Paducah man sentenced to 12.5 years for meth distribution, possession of firearm by convicted felon
PADUCAH, Ky. (KBSI) – A Paducah man was sentenced to federal prison for methamphetamine distribution and possession of a firearm by a convicted felon.
Trevion Clary, 31, was sentenced to 12 years and 6 months in prison, followed by a 5-year term of supervised release, for two counts of possessing with the intent to distribute more than 50 grams of methamphetamine, one count of possessing with the intent to distribute more than 50 grams of a methamphetamine mixture, and possession of a firearm by a convicted felon. There is no parole in the federal system.
U.S. Attorney Michael A. Bennett of the Western District of Kentucky, Special Agent in Charge R. Shawn Morrow of the ATF Louisville Field Division, Special Agent in Charge J. Todd Scott of the DEA Louisville Field Division, Commissioner Phillip Burnett, Jr. of the Kentucky State Police, Chief Jason Newby of the Hopkinsville Police Department, Sheriff Ryan Norman of the McCracken County Sheriff’s Office, and Sheriff Brent White of the Lyon County Sheriff’s Office made the announcement.
“I commend the work of our federal and state partners in this case as well as the collaborative effort of KSP, the Hopkinsville Police Department, the McCracken County Sheriff’s Office, and the Lyon County Sheriff’s Office,” said U.S. Attorney Michael A. Bennett in a news release. “Western Kentucky state and local law enforcement professionals are force multipliers and key to our ability to effectively enforce federal law. Real law enforcement collaboration results in safer communities for the citizens of the Western District.”

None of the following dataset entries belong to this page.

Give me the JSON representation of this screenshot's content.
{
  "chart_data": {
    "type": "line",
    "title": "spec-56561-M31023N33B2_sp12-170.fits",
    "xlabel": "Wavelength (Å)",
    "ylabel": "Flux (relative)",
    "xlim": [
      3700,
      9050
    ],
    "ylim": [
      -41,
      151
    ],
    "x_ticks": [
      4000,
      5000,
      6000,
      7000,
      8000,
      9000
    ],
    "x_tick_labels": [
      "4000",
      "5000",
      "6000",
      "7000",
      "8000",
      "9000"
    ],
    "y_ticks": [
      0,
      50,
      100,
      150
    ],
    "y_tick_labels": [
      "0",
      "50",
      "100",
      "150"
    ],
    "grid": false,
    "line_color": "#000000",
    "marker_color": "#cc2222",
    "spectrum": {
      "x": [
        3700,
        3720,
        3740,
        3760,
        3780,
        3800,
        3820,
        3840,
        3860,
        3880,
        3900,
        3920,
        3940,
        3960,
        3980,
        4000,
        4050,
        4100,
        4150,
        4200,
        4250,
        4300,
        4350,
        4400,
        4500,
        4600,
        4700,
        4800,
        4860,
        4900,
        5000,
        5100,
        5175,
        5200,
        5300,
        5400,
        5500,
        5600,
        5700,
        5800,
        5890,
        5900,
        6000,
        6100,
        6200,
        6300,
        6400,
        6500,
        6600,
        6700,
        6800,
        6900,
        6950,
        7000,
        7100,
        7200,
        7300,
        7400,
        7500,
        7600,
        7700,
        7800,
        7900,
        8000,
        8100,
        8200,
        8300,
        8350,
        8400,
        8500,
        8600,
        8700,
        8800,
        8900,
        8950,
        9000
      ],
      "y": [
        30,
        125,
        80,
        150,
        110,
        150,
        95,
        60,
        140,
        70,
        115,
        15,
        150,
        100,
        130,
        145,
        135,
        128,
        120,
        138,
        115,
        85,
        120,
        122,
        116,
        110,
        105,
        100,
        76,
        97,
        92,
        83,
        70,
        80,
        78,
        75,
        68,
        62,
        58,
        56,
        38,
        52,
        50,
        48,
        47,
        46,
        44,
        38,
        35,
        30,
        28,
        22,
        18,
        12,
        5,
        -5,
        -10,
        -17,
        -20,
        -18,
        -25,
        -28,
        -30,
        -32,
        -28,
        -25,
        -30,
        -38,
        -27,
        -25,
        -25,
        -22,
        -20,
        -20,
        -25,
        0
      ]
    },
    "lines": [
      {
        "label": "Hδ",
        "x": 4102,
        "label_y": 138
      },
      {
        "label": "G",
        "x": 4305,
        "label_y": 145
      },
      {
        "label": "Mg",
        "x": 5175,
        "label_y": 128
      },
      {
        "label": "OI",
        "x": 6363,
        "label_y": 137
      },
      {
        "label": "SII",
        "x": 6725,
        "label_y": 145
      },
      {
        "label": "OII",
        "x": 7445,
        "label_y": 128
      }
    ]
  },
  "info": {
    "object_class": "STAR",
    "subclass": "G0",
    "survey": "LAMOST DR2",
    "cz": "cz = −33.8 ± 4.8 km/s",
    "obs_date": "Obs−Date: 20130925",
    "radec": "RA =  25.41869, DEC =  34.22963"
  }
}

The ATF Paducah Satellite Office, DEA Paducah Post of Duty Office, Kentucky State Police, Hopkinsville Police Department, and the McCracken County Sheriff’s Office with assistance from the Lyon County Sheriff’s Office investigated the case.
Assistant U.S. Attorney Seth Hancock, of the U.S. Attorney’s Paducah Branch Office, prosecuted the case.
This case is part of Project Safe Neighborhoods (PSN). The program brings together all levels of law enforcement and the communities they serve to reduce violent crime and gun violence, and to make neighborhoods safer for everyone.
On May 26, 2021, the department launched a violent crime reduction strategy strengthening PSN based on these core principles: fostering trust and legitimacy in our communities, supporting community-based organizations that help prevent violence from occurring in the first place, setting focused and strategic enforcement priorities, and measuring the results.